The value of (asin arg) is a number between -pi/2 and pi/2 (inclusive) whose sine is arg. If arg is out of range (outside [-1, 1]), asin returns a NaN.

function acos arg​

The value of (acos arg) is a number between 0 and pi (inclusive) whose cosine is arg. If arg is out of range (outside [-1, 1]), acos returns a NaN.

function atan y \&optional x​

The value of (atan y) is a number between -pi/2 and pi/2 (exclusive) whose tangent is y. If the optional second argument x is given, the value of (atan y x) is the angle in radians between the vector [x, y] and the X axis.

function exp arg​

This is the exponential function; it returns e to the power arg.
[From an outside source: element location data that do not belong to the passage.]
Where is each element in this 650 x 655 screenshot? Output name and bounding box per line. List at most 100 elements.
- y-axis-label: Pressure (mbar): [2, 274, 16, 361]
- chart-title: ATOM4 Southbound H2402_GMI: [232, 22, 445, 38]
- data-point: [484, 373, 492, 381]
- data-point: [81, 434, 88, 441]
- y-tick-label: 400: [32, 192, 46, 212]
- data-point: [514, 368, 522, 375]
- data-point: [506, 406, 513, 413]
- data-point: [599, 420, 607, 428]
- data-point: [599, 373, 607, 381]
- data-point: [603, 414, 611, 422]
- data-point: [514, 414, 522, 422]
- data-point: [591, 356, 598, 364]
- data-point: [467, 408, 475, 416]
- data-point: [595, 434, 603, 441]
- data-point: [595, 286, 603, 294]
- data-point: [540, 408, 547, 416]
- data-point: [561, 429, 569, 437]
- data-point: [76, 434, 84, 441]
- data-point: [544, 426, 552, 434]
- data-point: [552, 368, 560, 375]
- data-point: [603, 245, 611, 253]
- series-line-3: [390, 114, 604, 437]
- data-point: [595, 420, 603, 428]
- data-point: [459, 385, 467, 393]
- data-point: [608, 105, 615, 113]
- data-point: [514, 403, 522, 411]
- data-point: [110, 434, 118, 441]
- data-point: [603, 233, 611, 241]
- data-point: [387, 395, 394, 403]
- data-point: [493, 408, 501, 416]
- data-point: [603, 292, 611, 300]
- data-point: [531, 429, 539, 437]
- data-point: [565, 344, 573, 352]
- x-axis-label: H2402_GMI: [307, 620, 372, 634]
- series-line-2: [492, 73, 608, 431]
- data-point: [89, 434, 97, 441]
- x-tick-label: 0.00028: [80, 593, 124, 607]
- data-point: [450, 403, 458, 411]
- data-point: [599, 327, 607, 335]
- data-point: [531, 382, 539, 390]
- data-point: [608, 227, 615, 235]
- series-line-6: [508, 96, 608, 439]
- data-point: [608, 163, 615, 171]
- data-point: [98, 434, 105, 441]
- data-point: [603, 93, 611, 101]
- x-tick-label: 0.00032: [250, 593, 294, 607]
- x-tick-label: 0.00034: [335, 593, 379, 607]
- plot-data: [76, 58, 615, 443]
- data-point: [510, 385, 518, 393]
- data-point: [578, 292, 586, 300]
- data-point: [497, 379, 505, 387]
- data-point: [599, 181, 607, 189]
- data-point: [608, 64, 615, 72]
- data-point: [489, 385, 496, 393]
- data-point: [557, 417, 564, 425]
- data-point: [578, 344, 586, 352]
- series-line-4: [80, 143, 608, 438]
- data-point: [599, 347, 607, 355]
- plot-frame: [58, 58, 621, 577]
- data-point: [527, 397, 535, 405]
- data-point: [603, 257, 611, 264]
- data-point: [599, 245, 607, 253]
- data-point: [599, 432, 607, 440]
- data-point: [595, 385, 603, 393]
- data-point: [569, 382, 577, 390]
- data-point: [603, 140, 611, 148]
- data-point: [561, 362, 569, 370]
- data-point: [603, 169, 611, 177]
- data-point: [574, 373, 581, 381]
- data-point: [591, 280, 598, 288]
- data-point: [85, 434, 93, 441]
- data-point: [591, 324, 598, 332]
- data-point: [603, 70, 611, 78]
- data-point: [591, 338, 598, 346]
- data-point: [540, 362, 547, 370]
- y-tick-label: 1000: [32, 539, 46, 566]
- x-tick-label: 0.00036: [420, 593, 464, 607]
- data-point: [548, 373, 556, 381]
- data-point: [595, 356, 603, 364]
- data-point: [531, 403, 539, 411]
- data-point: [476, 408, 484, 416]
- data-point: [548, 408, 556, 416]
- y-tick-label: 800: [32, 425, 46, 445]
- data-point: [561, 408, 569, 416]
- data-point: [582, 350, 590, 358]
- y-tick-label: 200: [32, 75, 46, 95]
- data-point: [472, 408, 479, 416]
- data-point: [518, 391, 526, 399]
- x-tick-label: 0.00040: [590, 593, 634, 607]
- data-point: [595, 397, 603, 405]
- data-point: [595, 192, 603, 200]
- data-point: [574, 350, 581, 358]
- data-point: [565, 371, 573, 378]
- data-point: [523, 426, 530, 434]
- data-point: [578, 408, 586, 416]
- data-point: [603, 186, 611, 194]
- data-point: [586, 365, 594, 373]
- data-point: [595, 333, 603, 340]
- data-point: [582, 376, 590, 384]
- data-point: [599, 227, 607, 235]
function log arg \&optional base​

This function returns the logarithm of arg, with base base. If you don’t specify base, the natural base e is used. If arg or base is negative, log returns a NaN.

function expt x y​

This function returns x raised to power y. If both arguments are integers and y is nonnegative, the result is an integer; in this case, overflow signals an error, so watch out. If x is a finite negative number and y is a finite non-integer, expt returns a NaN.

function sqrt arg​

This returns the square root of arg. If arg is finite and less than zero, sqrt returns a NaN.

In addition, Emacs defines the following common mathematical constants:

variable float-e​

The mathematical constant e (2.71828…).

variable float-pi​

The mathematical constant pi (3.14159…).